X <- as.matrix(cbind(1, sat[, 1:4]))
hat_matrix <- X %*% solve(t(X) %*% X) %*% t(X)
hat_matrix[1:10, 1:4]
## Alabama Alaska Arizona Arkansas
## Alabama 0.09537668 -0.03073763 0.02806512 0.060804724
## Alaska -0.03073763 0.18030612 -0.00140838 -0.024199931
## Arizona 0.02806512 -0.00140838 0.04931612 0.029281289
## Arkansas 0.06080472 -0.02419993 0.02928129 0.053828781
## California 0.04934236 0.04489829 0.08491826 0.013020789
## Colorado 0.02929069 0.02035841 0.03524397 0.025135448
## Connecticut 0.03703401 0.09181368 -0.02471065 -0.015641013
## Delaware -0.02523557 0.04366914 0.01509440 -0.013618402
## Florida -0.05248402 0.02889058 0.04787050 -0.005452524
## Georgia 0.01579371 -0.05615508 0.02889423 0.013104875
## [1] 50 50
- Use R to confirm the properties of the hat matrix (symmetric, idempotent, positive semi-definite) for this study.
Symmetric:
## [1] TRUE
Idempotent:
## [1] TRUE
Positive semi_definite:
## [1] 1 1 1 1 1 0 0 0 0 0 0 0 0 0 0 0 0 0 0 0 0 0 0 0 0 0 0 0 0 0 0 0 0 0 0 0 0 0
## [39] 0 0 0 0 0 0 0 0 0 0 0 0
The hat matrix is positive semi-definite, because all of the eigenvalues are >= 0.
- Use the hat matrix found in (d) to compute the fitted Y-values. Compute the correlation between the Y-values and the fitted Y-values, and confirm that the square of the correlation coefficient is the same as the Multiple R-squared on the summary.
y <- as.matrix(sat$total)
# fitted Y-values
y_hat <- hat_matrix %*% y
# square of the correlation coefficient
cor(y, y_hat)^2
## [,1]
## [1,] 0.8245623
## [1] 0.8245623
- Use the hat matrix again to compute the sample residuals, then compute the residual standard error from those sample residuals. Check to see that it matches the residual standard error on the summary.
# sample residuals
res <- y - hat_matrix %*% y
# residual standard error
sqrt(sum(res^2) / (length(res) - 5))
## [1] 32.70199
##
## Call:
## lm(formula = total ~ expend + ratio + salary + takers, data = sat)
##
## Residuals:
## Min 1Q Median 3Q Max
## -90.531 -20.855 -1.746 15.979 66.571
##
## Coefficients:
## Estimate Std. Error t value Pr(>|t|)
## (Intercept) 1045.9715 52.8698 19.784 < 2e-16 ***
## expend 4.4626 10.5465 0.423 0.674
## ratio -3.6242 3.2154 -1.127 0.266
## salary 1.6379 2.3872 0.686 0.496
## takers -2.9045 0.2313 -12.559 2.61e-16 ***
## ---
## Signif. codes: 0 '***' 0.001 '**' 0.01 '*' 0.05 '.' 0.1 ' ' 1
##
## Residual standard error: 32.7 on 45 degrees of freedom
## Multiple R-squared: 0.8246, Adjusted R-squared: 0.809
## F-statistic: 52.88 on 4 and 45 DF, p-value: < 2.2e-16
- Compute simultaneous confidence intervals for the coefficients of all predictors, with an overall significance of 92%. Use the information from the summary to calculate these.
## 40.8 % 59.2 %
## (Intercept) 1033.596838 1058.346233
## expend 1.994073 6.931115
## ratio -4.376833 -2.871631
## salary 1.079158 2.196677
## takers -2.958609 -2.850352
Problem 2
For the linear model in Problem 1, complete the general test for the whole model (all predictors).
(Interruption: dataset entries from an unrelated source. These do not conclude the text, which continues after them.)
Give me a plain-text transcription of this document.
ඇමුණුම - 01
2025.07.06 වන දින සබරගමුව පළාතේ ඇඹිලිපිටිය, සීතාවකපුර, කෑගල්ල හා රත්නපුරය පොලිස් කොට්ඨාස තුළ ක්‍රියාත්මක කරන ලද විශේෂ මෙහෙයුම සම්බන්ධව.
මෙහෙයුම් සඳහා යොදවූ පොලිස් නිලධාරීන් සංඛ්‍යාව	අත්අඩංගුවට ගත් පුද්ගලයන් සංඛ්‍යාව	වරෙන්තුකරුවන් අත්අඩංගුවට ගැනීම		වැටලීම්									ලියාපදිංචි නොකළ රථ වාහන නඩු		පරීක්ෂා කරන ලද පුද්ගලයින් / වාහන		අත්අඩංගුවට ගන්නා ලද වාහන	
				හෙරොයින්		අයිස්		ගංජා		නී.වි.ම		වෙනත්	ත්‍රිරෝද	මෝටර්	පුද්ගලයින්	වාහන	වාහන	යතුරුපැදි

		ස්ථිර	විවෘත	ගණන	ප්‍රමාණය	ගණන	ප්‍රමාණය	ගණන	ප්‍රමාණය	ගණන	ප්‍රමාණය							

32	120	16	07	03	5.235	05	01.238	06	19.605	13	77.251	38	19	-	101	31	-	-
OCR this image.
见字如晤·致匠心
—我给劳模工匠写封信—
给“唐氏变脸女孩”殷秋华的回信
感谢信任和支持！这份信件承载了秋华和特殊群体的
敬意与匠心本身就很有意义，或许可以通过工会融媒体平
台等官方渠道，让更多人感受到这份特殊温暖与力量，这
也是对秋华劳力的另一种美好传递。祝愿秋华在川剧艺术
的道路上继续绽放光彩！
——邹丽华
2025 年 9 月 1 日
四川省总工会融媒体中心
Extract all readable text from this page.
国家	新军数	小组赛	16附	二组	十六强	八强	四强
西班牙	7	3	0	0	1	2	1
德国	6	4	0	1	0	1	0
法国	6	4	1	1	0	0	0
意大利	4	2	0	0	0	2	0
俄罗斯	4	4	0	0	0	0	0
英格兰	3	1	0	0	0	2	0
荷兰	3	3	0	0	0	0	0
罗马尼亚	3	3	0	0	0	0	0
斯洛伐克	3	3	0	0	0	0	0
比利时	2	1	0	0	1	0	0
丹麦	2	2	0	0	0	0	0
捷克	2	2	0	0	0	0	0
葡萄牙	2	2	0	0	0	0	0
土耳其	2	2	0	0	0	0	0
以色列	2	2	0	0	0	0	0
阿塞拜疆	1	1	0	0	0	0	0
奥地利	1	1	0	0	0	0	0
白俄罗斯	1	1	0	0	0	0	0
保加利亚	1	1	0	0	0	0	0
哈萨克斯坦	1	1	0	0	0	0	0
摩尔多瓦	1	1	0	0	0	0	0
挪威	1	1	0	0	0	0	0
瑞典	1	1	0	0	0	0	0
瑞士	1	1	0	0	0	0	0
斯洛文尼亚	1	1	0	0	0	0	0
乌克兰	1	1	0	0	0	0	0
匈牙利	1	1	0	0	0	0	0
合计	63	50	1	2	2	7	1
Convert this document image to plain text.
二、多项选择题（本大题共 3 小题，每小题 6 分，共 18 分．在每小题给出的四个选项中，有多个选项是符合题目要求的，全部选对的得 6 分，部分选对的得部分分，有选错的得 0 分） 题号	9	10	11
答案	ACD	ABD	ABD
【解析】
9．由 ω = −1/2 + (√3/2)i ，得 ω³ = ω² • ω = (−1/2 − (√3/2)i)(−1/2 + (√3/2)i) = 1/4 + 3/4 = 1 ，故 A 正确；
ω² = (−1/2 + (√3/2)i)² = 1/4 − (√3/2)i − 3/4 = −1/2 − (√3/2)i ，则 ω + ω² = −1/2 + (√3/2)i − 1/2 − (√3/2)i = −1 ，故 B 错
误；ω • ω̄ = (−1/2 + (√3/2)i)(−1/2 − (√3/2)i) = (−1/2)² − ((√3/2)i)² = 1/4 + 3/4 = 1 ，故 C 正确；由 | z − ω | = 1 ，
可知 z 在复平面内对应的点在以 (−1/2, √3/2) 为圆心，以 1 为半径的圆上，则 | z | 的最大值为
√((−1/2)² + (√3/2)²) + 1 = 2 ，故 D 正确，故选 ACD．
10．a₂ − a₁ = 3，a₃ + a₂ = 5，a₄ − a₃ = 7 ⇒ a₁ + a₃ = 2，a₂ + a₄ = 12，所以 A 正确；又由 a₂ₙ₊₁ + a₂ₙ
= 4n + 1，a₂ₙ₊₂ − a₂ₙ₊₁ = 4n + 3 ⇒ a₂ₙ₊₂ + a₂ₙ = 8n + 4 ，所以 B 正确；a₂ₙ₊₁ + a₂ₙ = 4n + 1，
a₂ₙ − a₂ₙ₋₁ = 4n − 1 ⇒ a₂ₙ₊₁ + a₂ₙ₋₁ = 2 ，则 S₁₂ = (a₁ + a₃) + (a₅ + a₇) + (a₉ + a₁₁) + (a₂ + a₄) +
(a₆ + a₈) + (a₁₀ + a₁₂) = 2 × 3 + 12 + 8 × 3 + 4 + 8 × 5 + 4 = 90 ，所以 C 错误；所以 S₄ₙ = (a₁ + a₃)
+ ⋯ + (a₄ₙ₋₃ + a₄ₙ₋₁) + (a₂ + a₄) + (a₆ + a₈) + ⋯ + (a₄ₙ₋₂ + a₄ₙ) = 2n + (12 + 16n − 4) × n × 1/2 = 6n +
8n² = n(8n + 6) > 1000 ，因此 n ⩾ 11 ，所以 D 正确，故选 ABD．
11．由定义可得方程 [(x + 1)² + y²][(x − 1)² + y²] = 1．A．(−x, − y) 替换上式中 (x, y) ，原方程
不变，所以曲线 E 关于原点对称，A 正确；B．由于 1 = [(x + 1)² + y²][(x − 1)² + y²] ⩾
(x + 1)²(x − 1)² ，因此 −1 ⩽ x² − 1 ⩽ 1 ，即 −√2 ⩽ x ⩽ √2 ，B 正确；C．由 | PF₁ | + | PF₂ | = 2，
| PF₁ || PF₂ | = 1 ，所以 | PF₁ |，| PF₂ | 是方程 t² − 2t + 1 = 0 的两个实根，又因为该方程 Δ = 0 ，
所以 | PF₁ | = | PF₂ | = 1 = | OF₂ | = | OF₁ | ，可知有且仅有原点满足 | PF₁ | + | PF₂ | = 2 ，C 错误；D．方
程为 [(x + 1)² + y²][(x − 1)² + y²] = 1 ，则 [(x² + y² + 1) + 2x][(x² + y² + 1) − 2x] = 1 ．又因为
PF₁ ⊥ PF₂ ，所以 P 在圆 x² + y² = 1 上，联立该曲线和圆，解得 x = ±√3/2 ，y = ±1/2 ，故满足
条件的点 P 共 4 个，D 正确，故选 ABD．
State each of the following:
- the full and reduced models
Full model:
\(total = \beta_0 + \beta_1expend + \beta_2ratio + \beta_3salary + \beta_4takers + \epsilon\)
Reduced model:
\(total = \beta_0 + \epsilon\)
- both hypotheses
\(H_0: \beta_1 = \beta_2 = \beta_3 = \beta_4 = 0\)
\(H_a: \beta_j \neq 0\) for at least one value of \(j = 1, 2, 3, 4\)
- the ANOVA table
## Analysis of Variance Table
##
## Model 1: total ~ expend + ratio + salary + takers
## Model 2: total ~ 1
## Res.Df RSS Df Sum of Sq F Pr(>F)
## 1 45 48124
## 2 49 274308 -4 -226184 52.875 < 2.2e-16 ***
## ---
## Signif. codes: 0 '***' 0.001 '**' 0.01 '*' 0.05 '.' 0.1 ' ' 1
- the value of the test statistic
F = 52.875
- the p-value
p-value < 2.2e-16
- the decision based on the p-value
We reject the null hypothesis at 5% level of significance because p-value < 0.05.
- an interpretation of the decision
The full model fits the data statistically significantly better than the intercept-only model.